As we grow up we constantly learn. We learn new skills, we learn proper behavior, and we learn to adopt the right perspective and attitude towards events in our lives. This extensive learning process, which is more important to children than to adults must be goaded. This means that children will not fully exploit their learning potential on their own; we must guide them through the process and sometimes do something to prod them back on the right course. Whatever action we take, we do so for the benefit of the children and insofar as the child is unhappy and disapproving of our action, it is their shortsightedness that leads them to believe that we are acting against their interests. When they grow up, they will realize that our actions during their childhood turned out to have been constructive. If they never come to that realization, then our actions turn out not to have had the proper effect because if the child never comes to consider our action beneficial to them then it is not beneficial to them.

For example: A gold-rusher in 1847 is leaving his relatively secure city life behind and is embarking on the Oregon trail with little provisions. He endures all the hardships of the journey west with the hopes of finding gold and getting rich quickly. If he finds gold and gets rich, then the hardship was all worthwhile; if he doesn't find gold and he doesn't get rich, then the journey was not worthwhile regardless of how we as historians or observers view it. Even if we now say that his journey has turned out to be a benefit to society in general, it is abundantly clear that it was no benefit to the person undergoing the hardships back then unless he found gold and if he could "reverse" his westward journey he would. Likewise, a child must himself come to realize when he grows up that his early "hardships" in the form of punishments and goading have turned out to be beneficial. Otherwise, those action are not beneficial to him regardless of what we think (from an ideal point of view).

Some examples where punishment is clearly wrong according to these criteria.

* The child is not smart enough to learn the desired behavior. Since he won't change anyway, the action turns out to have been in vain. If a person does not recognize the value of gold then you cannot convince him to make the journey westward and the journey cannot possibly be beneficial to him.

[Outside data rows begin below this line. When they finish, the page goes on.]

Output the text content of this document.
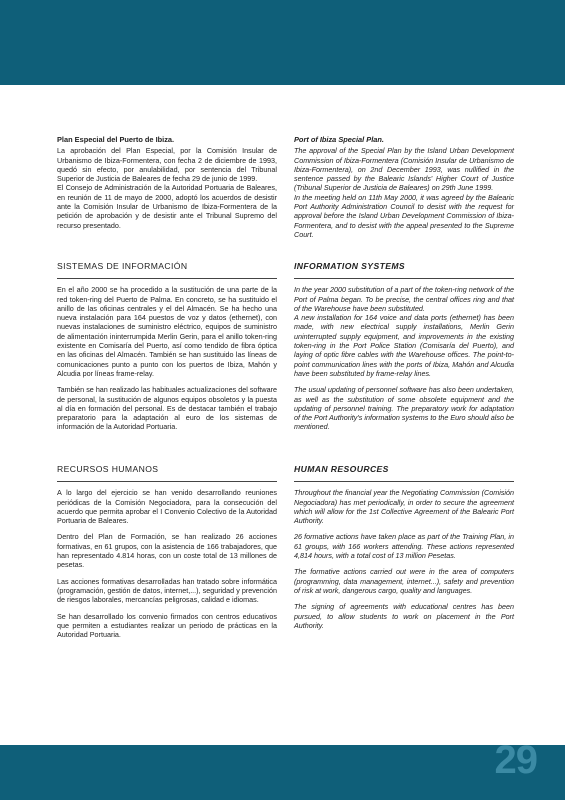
Plan Especial del Puerto de Ibiza.

La aprobación del Plan Especial, por la Comisión Insular de Urbanismo de Ibiza-Formentera, con fecha 2 de diciembre de 1993, quedó sin efecto, por anulabilidad, por sentencia del Tribunal Superior de Justicia de Baleares de fecha 29 de junio de 1999.

El Consejo de Administración de la Autoridad Portuaria de Baleares, en reunión de 11 de mayo de 2000, adoptó los acuerdos de desistir ante la Comisión Insular de Urbanismo de Ibiza-Formentera de la petición de aprobación y de desistir ante el Tribunal Supremo del recurso presentado.

SISTEMAS DE INFORMACIÓN

En el año 2000 se ha procedido a la sustitución de una parte de la red token-ring del Puerto de Palma. En concreto, se ha sustituido el anillo de las oficinas centrales y el del Almacén. Se ha hecho una nueva instalación para 164 puestos de voz y datos (ethernet), con nuevas instalaciones de suministro eléctrico, equipos de suministro de alimentación ininterrumpida Merlin Gerin, para el anillo token-ring existente en Comisaría del Puerto, así como tendido de fibra óptica en las oficinas del Almacén. También se han sustituido las líneas de comunicaciones punto a punto con los puertos de Ibiza, Mahón y Alcudia por líneas frame-relay.

También se han realizado las habituales actualizaciones del software de personal, la sustitución de algunos equipos obsoletos y la puesta al día en formación del personal. Es de destacar también el trabajo preparatorio para la adaptación al euro de los sistemas de información de la Autoridad Portuaria.

RECURSOS HUMANOS

A lo largo del ejercicio se han venido desarrollando reuniones periódicas de la Comisión Negociadora, para la consecución del acuerdo que permita aprobar el I Convenio Colectivo de la Autoridad Portuaria de Baleares.

Dentro del Plan de Formación, se han realizado 26 acciones formativas, en 61 grupos, con la asistencia de 166 trabajadores, que han representado 4.814 horas, con un coste total de 13 millones de pesetas.

Las acciones formativas desarrolladas han tratado sobre informática (programación, gestión de datos, internet,...), seguridad y prevención de riesgos laborales, mercancías peligrosas, calidad e idiomas.

Se han desarrollado los convenio firmados con centros educativos que permiten a estudiantes realizar un periodo de prácticas en la Autoridad Portuaria.

Port of Ibiza Special Plan.

The approval of the Special Plan by the Island Urban Development Commission of Ibiza-Formentera (Comisión Insular de Urbanismo de Ibiza-Formentera), on 2nd December 1993, was nullified in the sentence passed by the Balearic Islands' Higher Court of Justice (Tribunal Superior de Justicia de Baleares) on 29th June 1999.

In the meeting held on 11th May 2000, it was agreed by the Balearic Port Authority Administration Council to desist with the request for approval before the Island Urban Development Commission of Ibiza-Formentera, and to desist with the appeal presented to the Supreme Court.

INFORMATION SYSTEMS

In the year 2000 substitution of a part of the token-ring network of the Port of Palma began. To be precise, the central offices ring and that of the Warehouse have been substituted.

A new installation for 164 voice and data ports (ethernet) has been made, with new electrical supply installations, Merlin Gerin uninterrupted supply equipment, and improvements in the existing token-ring in the Port Police Station (Comisaría del Puerto), and laying of optic fibre cables with the Warehouse offices. The point-to-point communication lines with the ports of Ibiza, Mahón and Alcudia have been substituted by frame-relay lines.

The usual updating of personnel software has also been undertaken, as well as the substitution of some obsolete equipment and the updating of personnel training. The preparatory work for adaptation of the Port Authority's information systems to the Euro should also be mentioned.

HUMAN RESOURCES

Throughout the financial year the Negotiating Commission (Comisión Negociadora) has met periodically, in order to secure the agreement which will allow for the 1st Collective Agreement of the Balearic Port Authority.

26 formative actions have taken place as part of the Training Plan, in 61 groups, with 166 workers attending. These actions represented 4,814 hours, with a total cost of 13 million Pesetas.

The formative actions carried out were in the area of computers (programming, data management, internet...), safety and prevention of risk at work, dangerous cargo, quality and languages.

The signing of agreements with educational centres has been pursued, to allow students to work on placement in the Port Authority.

29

* The child could learn the very same behavior through more benign means. Why endure a painful westward journey to find gold if you can find gold in your backyard?

* The child remains resentful about his adverse circumstances for an extended period of time. The gold-rusher expects to get rich quickly. If he doesn't see the benefits soon enough, then it's not worth it even if the benefits materialize eventually (there's only so much that he's willing to sacrifice for the gold).

Remember, punishment is an artificial way of teaching. The natural way of teaching is simply to present the benefits associated with the desired behavior. There's nothing wrong with utilizing this artificial method of teaching as long as it meets the aforementioned criteria: the child is learning in the process, there is no easier way of doing it and the child does not consider it punishment for very long.